Como transmitir as memórias da luta de libertação?
26 de maio de 2015Esta ideia de transmitir às novas gerações os "verdadeiros valores da liberdade" foi defendida pelo antigo Presidente cabo-verdiano Pedro Pires e pelo ex-primeiro-ministro moçambicano Mário Machungo na segunda-feira (25.05), Dia de África, em Lisboa, no colóquio que marcou o encerramento da homenagem aos antigos associados da Casa dos Estudantes do Império (CEI), encerrada em 1965 pela PIDE, a polícia política portuguesa.

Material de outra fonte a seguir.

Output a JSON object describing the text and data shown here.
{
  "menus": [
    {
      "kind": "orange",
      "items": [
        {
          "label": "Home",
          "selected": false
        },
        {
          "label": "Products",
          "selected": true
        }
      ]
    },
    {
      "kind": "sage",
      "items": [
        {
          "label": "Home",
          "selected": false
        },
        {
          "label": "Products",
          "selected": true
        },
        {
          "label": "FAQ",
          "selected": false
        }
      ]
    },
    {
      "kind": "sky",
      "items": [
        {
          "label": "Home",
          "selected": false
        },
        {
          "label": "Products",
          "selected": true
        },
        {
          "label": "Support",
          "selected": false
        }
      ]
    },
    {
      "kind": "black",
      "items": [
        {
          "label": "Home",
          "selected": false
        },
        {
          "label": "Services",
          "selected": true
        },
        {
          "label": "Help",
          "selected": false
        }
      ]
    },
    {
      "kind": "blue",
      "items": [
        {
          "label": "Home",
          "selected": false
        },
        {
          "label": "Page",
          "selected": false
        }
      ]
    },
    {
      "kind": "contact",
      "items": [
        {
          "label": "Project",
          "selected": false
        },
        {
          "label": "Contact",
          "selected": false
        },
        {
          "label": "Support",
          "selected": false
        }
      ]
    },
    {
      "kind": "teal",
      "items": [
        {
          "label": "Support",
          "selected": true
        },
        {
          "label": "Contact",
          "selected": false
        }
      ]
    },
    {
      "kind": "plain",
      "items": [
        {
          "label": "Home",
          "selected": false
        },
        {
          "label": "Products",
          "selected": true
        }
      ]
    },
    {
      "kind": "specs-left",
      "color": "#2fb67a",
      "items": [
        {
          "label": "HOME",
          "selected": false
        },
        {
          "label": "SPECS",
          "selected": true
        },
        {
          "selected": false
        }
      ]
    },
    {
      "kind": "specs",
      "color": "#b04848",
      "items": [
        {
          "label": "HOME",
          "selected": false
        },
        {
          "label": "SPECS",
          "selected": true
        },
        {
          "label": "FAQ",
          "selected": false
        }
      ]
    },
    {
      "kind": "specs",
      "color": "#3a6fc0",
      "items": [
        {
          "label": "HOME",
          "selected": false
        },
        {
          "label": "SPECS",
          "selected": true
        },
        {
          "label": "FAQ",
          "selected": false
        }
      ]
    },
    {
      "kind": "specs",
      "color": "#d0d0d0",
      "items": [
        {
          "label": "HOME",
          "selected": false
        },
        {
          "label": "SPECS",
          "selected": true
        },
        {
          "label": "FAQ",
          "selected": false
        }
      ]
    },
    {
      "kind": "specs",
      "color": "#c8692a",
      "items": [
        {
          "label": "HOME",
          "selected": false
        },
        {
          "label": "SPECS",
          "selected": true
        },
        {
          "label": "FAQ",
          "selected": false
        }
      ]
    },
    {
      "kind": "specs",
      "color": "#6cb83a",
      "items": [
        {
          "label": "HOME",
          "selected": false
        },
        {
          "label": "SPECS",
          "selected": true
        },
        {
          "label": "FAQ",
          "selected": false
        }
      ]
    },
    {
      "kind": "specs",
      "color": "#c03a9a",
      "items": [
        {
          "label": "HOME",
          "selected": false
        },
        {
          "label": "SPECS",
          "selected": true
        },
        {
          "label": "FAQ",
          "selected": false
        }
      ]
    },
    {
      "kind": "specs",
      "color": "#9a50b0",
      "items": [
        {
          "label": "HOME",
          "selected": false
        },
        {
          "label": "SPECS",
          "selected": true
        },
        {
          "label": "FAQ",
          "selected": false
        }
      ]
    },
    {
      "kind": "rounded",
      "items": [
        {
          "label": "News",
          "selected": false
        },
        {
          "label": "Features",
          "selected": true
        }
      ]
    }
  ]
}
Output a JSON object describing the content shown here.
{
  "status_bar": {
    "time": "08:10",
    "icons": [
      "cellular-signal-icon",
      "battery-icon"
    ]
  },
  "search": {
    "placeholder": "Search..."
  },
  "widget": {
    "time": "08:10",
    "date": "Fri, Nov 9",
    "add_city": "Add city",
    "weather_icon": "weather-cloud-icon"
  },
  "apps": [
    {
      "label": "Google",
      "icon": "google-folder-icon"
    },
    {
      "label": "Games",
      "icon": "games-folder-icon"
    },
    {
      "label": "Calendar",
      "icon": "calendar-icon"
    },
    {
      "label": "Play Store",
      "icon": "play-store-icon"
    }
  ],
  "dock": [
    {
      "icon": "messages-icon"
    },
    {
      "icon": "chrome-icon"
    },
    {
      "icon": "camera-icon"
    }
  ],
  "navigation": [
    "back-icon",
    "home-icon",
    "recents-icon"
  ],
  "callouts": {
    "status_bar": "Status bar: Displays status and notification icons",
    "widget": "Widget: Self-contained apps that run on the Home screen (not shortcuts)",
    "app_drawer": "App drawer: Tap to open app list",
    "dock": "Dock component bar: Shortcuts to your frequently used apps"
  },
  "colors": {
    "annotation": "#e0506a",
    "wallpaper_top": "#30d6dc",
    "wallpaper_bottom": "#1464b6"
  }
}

Manuel Videira, hoje com 78 anos, foi dirigente da CEI em Coimbra, onde tirou o curso de Medicina. O médico angolano, que também foi dirigente da Associação Académica em representação dos colegas das então províncias ultramarinas em África, diz que a fuga de 100 jovens africanos para Paris (França) nos anos 60 foi o episódio mais marcante da sua participação na luta clandestina pela independência de Angola.
Abordado pela DW África, o antigo vice-presidente de uma das últimas direções da CEI considera importantes as conferências e os colóquios em homenagem aos antigos associados para a transmissão de testemunhos à nova geração.
"Devemos insistir na importância da Casa dos Estudantes do Império na organização com êxito da célebre fuga dos 100 estudantes africanos. Porque é partir dessa fuga que os movimentos de libertação são reforçados com quadros capazes de dirigir e participar na luta", sublinha.
Entre o grupo de estudantes que fugiram de Portugal estavam Joaquim Chissano, que seria Presidente de Moçambique, o cabo-verdiano Pedro Pires, que também foi chefe de Estado, o antigo primeiro-ministro moçambicano Pascoal Mocumbi, de Moçambique, José Van-Dúnem, que foi primeiro-ministro de Angola, além de vários generais.
Espólio a estudar
Trata-se de um grande espólio que deve ser estudado com mais profundidade para transmissão de conhecimento às jovens gerações, com o envolvimento dos Ministérios da Cultura e de instituições como a Fundação Calouste Gulbenkian, que esta segunda-feira acolheu o momento alto da homenagem aos antigos alunos das ex-colónias que frequentaram a CEI.
Um dos participantes nesta homenagem foi Mário Machungo. Para o ex-primeiro- ministro de Moçambique, este registo de memórias é importante para a formação das novas gerações, que não têm ideia do que foi esse período difícil da luta contra o colonialismo português.
"São experiências diferentes que nos uniram na CEI, fizeram-nos sentir povos colonizados, espezinhados", recorda. No entanto, lamenta, "quando falamos disso, essa geração não quer saber porque a realidade é completamente diferente. Quando digo que um parente nosso foi deportado para São Tomé e nunca mais ninguém o viu, não querem saber."
Mário Machungo defende que são experiências como essas que têm de ser passadas às novas gerações, para que saibam o que os levou a fazer este combate pela libertação.
"Sem memória, futuro não faz sentido"
Pedro Pires, que dirige atualmente Fundação Amílcar Cabral, defende que "sem história e sem memória o futuro não tem sentido". Reconhece que houve falhas, mas também responsabilidades dos dirigentes africanos na necessidade de preservar o legado das lutas pelas independências dos países africanos de língua portuguesa.
"Se nós não tivermos a nossa memória, vamos receber a memória dos outros. Se não tivermos a nossa história, vamos receber a história dos outros. Seremos os outros e não nós mesmos", alerta o ex-Presidente de Cabo Verde.
Pedro Pires, tal como Miguel Trovoada, antigo Presidente de São Tomé e Príncipe, vieram a Lisboa juntamente com os antigos governantes França Van-Dúnem, Mário Machungo e Pascoal Mocumbi para participar no encerramento do colóquio de três dias. Um dos vários eventos organizados pela União das Cidades Capitais de Língua Portuguesa (UCCLA) para destacar o papel desempenhado pela CEI no processo pela autodeterminação e independência dos Países Africanos de Língua Oficial Portuguesa (PALOP).